This from the end of a Martin Peretz article, no longer available, in a Commentary chain of articles identifies what I think is the key issue:
What the Bush Doctrine has not dealt with is the issue that has been forced, albeit very reluctantly, upon Europe. It is not only a matter of sleeper cells. There is the more basic question that faces all Western democracies, some more (France and the UK, Belgium and the Netherlands, Spain, maybe Germany), some less (us, if we are lucky): what are the standards for citizenship in a national community?
This is not an idle question. “Admission and exclusion,” writes Michael Walzer in Spheres of Justice (1983), “are at the core of communal independence. They suggest the deepest meaning of self-determination. Without them, there could not be . . . historically stable, ongoing associations of men and women with some special commitment to one another and some special sense of their common life.” Such considerations do not dispose of the matter, but they are central to the survival of democratic norms. Does mass immigration of one group or another endanger the rules and the motifs of democratic politics? Does it imperil the habits, so painfully attained over the generations, of social tolerance, sexual equality, achievement through study and work? Does it burden society with the fires of the old country’s hatreds?
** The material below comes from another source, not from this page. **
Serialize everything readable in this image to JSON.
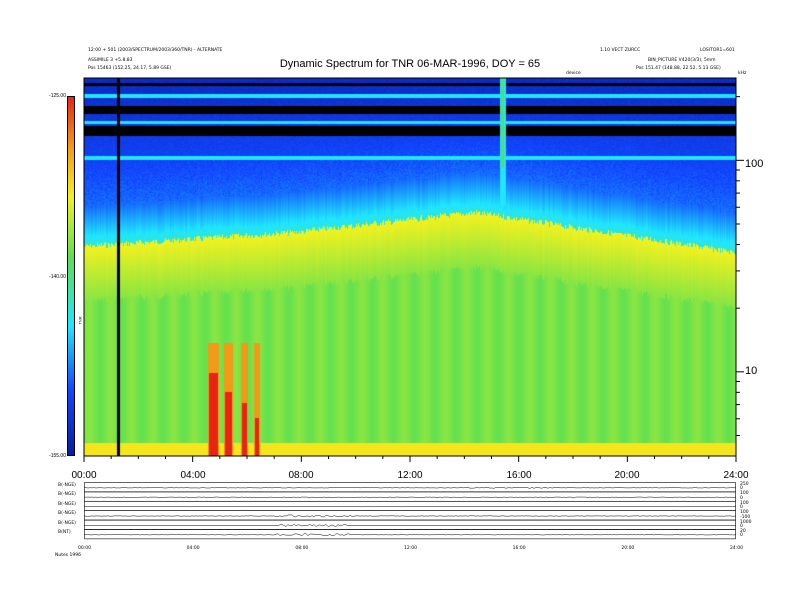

These questions were raised, some only inferentially, on Dream 2 TV, an Arabic channel, by Khaled Abu al-Fadhl of UCLA law school. He didn’t evade the central issue: “Is the Muslim who is an American citizen . . . really an American citizen who loves America, or does he belong to a fifth column, with loyalties that lie elsewhere?” I do not know the answer to this question, and there are many impediments to seeking it, including the legitimate desire to keep xenophobia out of the discussion. But I am glad the issue has been put into the public arena.
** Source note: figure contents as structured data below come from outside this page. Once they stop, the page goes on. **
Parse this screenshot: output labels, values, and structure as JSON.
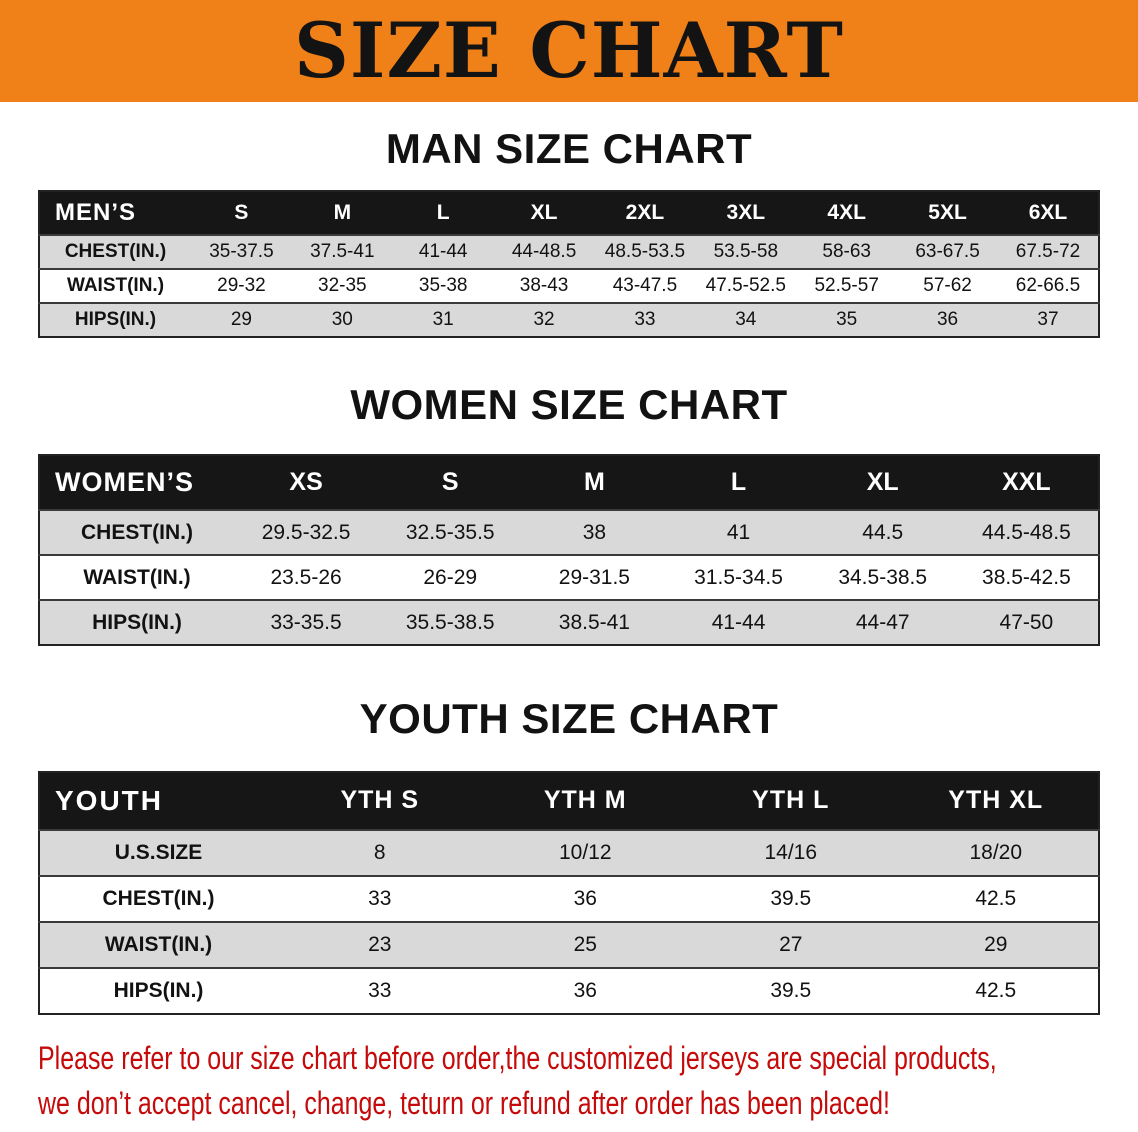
{
  "banner": {
    "title": "SIZE CHART"
  },
  "colors": {
    "banner_orange": "#F08119",
    "header_black": "#161616",
    "row_gray": "#D9D9D9",
    "row_white": "#FFFFFF",
    "disclaimer_red": "#C40A0A",
    "text_black": "#121212"
  },
  "sections": [
    {
      "id": "men",
      "heading": "MAN SIZE CHART",
      "table": {
        "header": [
          "MEN’S",
          "S",
          "M",
          "L",
          "XL",
          "2XL",
          "3XL",
          "4XL",
          "5XL",
          "6XL"
        ],
        "rows": [
          [
            "CHEST(IN.)",
            "35-37.5",
            "37.5-41",
            "41-44",
            "44-48.5",
            "48.5-53.5",
            "53.5-58",
            "58-63",
            "63-67.5",
            "67.5-72"
          ],
          [
            "WAIST(IN.)",
            "29-32",
            "32-35",
            "35-38",
            "38-43",
            "43-47.5",
            "47.5-52.5",
            "52.5-57",
            "57-62",
            "62-66.5"
          ],
          [
            "HIPS(IN.)",
            "29",
            "30",
            "31",
            "32",
            "33",
            "34",
            "35",
            "36",
            "37"
          ]
        ]
      }
    },
    {
      "id": "women",
      "heading": "WOMEN SIZE CHART",
      "table": {
        "header": [
          "WOMEN’S",
          "XS",
          "S",
          "M",
          "L",
          "XL",
          "XXL"
        ],
        "rows": [
          [
            "CHEST(IN.)",
            "29.5-32.5",
            "32.5-35.5",
            "38",
            "41",
            "44.5",
            "44.5-48.5"
          ],
          [
            "WAIST(IN.)",
            "23.5-26",
            "26-29",
            "29-31.5",
            "31.5-34.5",
            "34.5-38.5",
            "38.5-42.5"
          ],
          [
            "HIPS(IN.)",
            "33-35.5",
            "35.5-38.5",
            "38.5-41",
            "41-44",
            "44-47",
            "47-50"
          ]
        ]
      }
    },
    {
      "id": "youth",
      "heading": "YOUTH SIZE CHART",
      "table": {
        "header": [
          "YOUTH",
          "YTH S",
          "YTH M",
          "YTH L",
          "YTH XL"
        ],
        "rows": [
          [
            "U.S.SIZE",
            "8",
            "10/12",
            "14/16",
            "18/20"
          ],
          [
            "CHEST(IN.)",
            "33",
            "36",
            "39.5",
            "42.5"
          ],
          [
            "WAIST(IN.)",
            "23",
            "25",
            "27",
            "29"
          ],
          [
            "HIPS(IN.)",
            "33",
            "36",
            "39.5",
            "42.5"
          ]
        ]
      }
    }
  ],
  "disclaimer": {
    "lines": [
      "Please refer to our size chart before order,the customized jerseys are special products,",
      "we don’t accept cancel, change, teturn or refund after order has been placed!"
    ]
  }
}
A lot of ideas have been buzzing in the bean on solving the problem identified here by Peretz, essentially three types of engineering: intellectual (theological), social (moral) and physical (scientific). Focus is on design of a Prayer Hall for all believers located, ideally, near town/city vital but not commercial centers in park-like settings. These would supercede churches, synagogues, temples, mosques, chapels, etc. They would be genuinely ecumenical in the sense of concentrating on what all the religions have in common with respect to symbols (candle and flower) and activities (prayer, study, calm discourses on spiritual questions, reading/hearing scriptures and inspirational literature — all quiet activities, the quieter the better). They would be run by lay and scholars jointly, no liturgies, which are of particular religions.
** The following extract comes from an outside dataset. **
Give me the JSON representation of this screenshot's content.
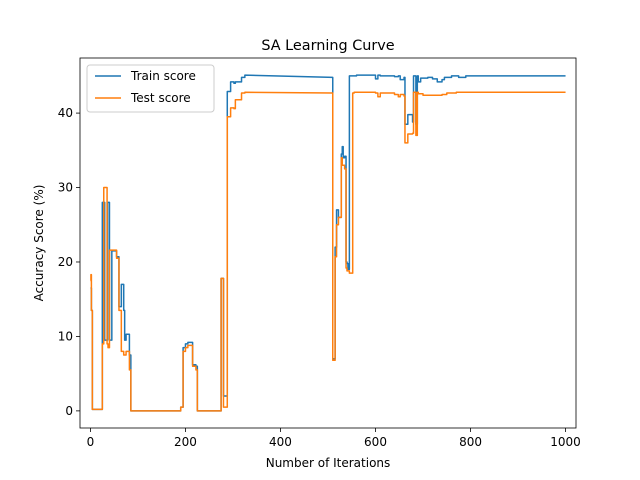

There has to be a tangible focus in every town and city, endowed straight up as by a Rockefeller at Riverside Church and the UN or by a Carnegie as with the libraries, for the impulse to transcend partisanship in the name of religion, which admits of no partisanship. Significant that no modern billionaire is interested in this forward-looking necessity of peace, only in self-promotion and commercial monopoly. None has the self-less spirit of Carnegie or even the civic spirit of JDR II. It’s all private interest for moderns. Not exactly heartening.